If at all possible, pre-arrange with a friend whom you can call (even during the night) just to talk to if you find yourself in a situation like this. Just having someone on the end of the line who won’t attack or judge you harshly for the way you feel is an enormous relief. You can also call a Domestic Violence hotline or crisis line for support and for a reality check. As the adage says: You didn’t cause it, you can’t cure it and you can’t control it.
What NOT to do
- Don’t remain in the same room with a person who is abusing you. Remove yourself from the situation as quickly as you safely can.
- Don’t try to handle it all on your own. Call for supportive help and call the police if any threats or violence occur.
- Don’t try to reason with someone who is abusing you. When you are confronted with aggressive behavior there can be a temptation to stand your ground, explain your position and argue for what you feel is right. A person who is trying to hurt you emotionally or verbally is unlikely to see reason.
- Don’t fight fire with fire and reciprocate. You will regret it and probably find yourself still apologizing for it years later.

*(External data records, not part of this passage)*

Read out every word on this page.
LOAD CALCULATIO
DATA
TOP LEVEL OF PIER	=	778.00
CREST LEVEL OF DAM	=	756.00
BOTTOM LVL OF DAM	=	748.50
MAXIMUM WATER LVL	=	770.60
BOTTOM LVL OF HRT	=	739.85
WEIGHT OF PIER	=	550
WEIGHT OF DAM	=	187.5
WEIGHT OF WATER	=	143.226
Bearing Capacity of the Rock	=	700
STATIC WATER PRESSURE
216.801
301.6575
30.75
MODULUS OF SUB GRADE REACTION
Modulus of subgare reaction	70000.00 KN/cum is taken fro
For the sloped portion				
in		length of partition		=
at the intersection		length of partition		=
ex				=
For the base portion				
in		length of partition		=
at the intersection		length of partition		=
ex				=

- Don’t ignore it, steel yourself and tell yourself that you can handle it and that it does not affect you. Unless you are a robot your feelings are going to be hurt and your behavior is going to change far beyond the moment, whether you admit it or not. The reality is that when your boundaries are being crossed you are being hurt. Ignoring it increases the likelihood that the situation will repeat itself.

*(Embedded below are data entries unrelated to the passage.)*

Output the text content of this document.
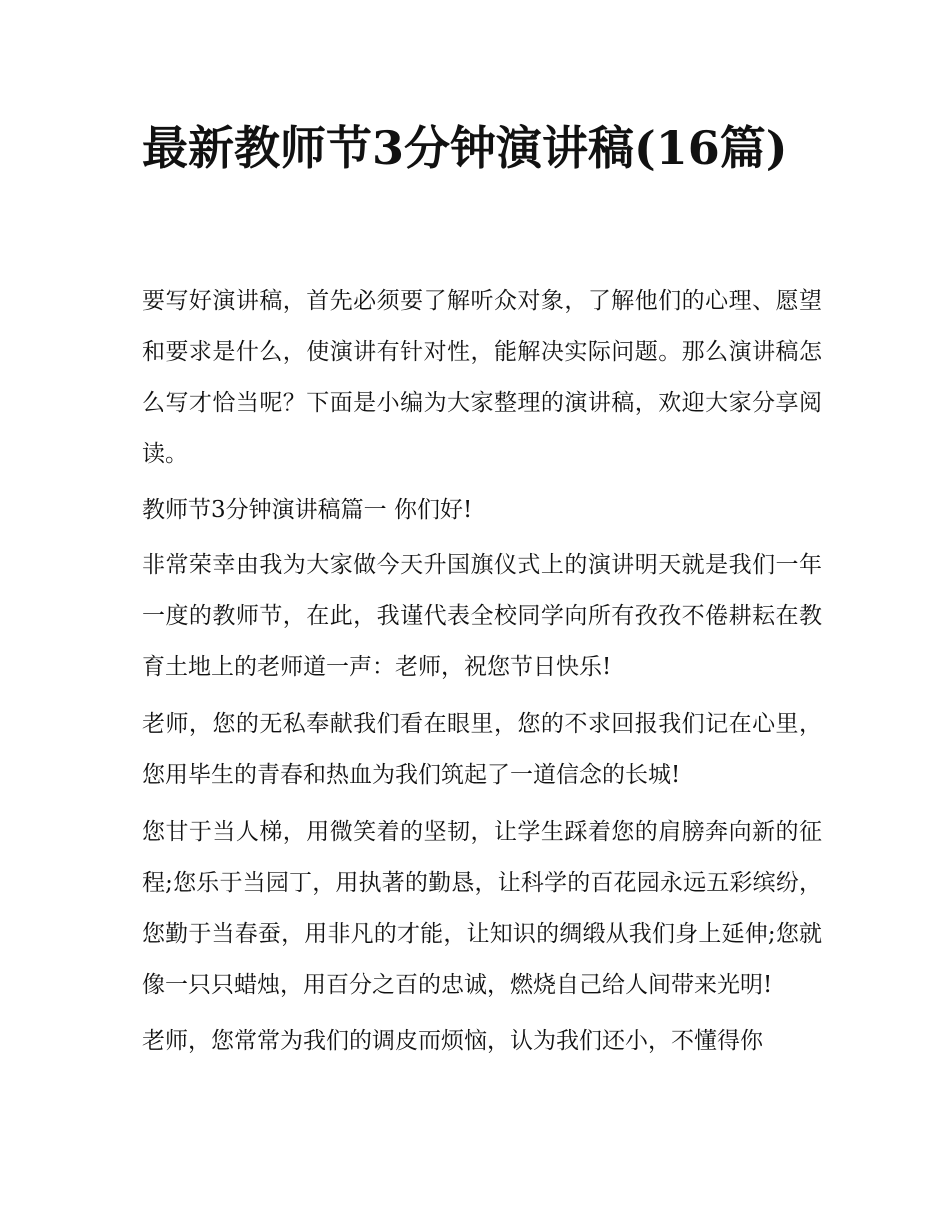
最新教师节3分钟演讲稿(16篇)

要写好演讲稿，首先必须要了解听众对象，了解他们的心理、愿望和要求是什么，使演讲有针对性，能解决实际问题。那么演讲稿怎么写才恰当呢？下面是小编为大家整理的演讲稿，欢迎大家分享阅读。

教师节3分钟演讲稿篇一 你们好!

非常荣幸由我为大家做今天升国旗仪式上的演讲明天就是我们一年一度的教师节，在此，我谨代表全校同学向所有孜孜不倦耕耘在教育土地上的老师道一声：老师，祝您节日快乐!

老师，您的无私奉献我们看在眼里，您的不求回报我们记在心里，您用毕生的青春和热血为我们筑起了一道信念的长城!

您甘于当人梯，用微笑着的坚韧，让学生踩着您的肩膀奔向新的征程;您乐于当园丁，用执著的勤恳，让科学的百花园永远五彩缤纷，您勤于当春蚕，用非凡的才能，让知识的绸缎从我们身上延伸;您就像一只只蜡烛，用百分之百的忠诚，燃烧自己给人间带来光明!

老师，您常常为我们的调皮而烦恼，认为我们还小，不懂得你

- Don’t hide it from others. Most long-term cases of abuse stay that way because the victim stays silent.
What TO do
- Remember you didn’t cause it, you can’t cure it and you can’t control it.
- Get yourself and any children out of the room and out of the house as quickly and safely as you can.
- If violence or threats of violence have occurred, call the police immediately.
- Stay away from the situation until the abuse stops and you feel calmer and safe.
- Call at least one trusted confidant and tell them what has happened.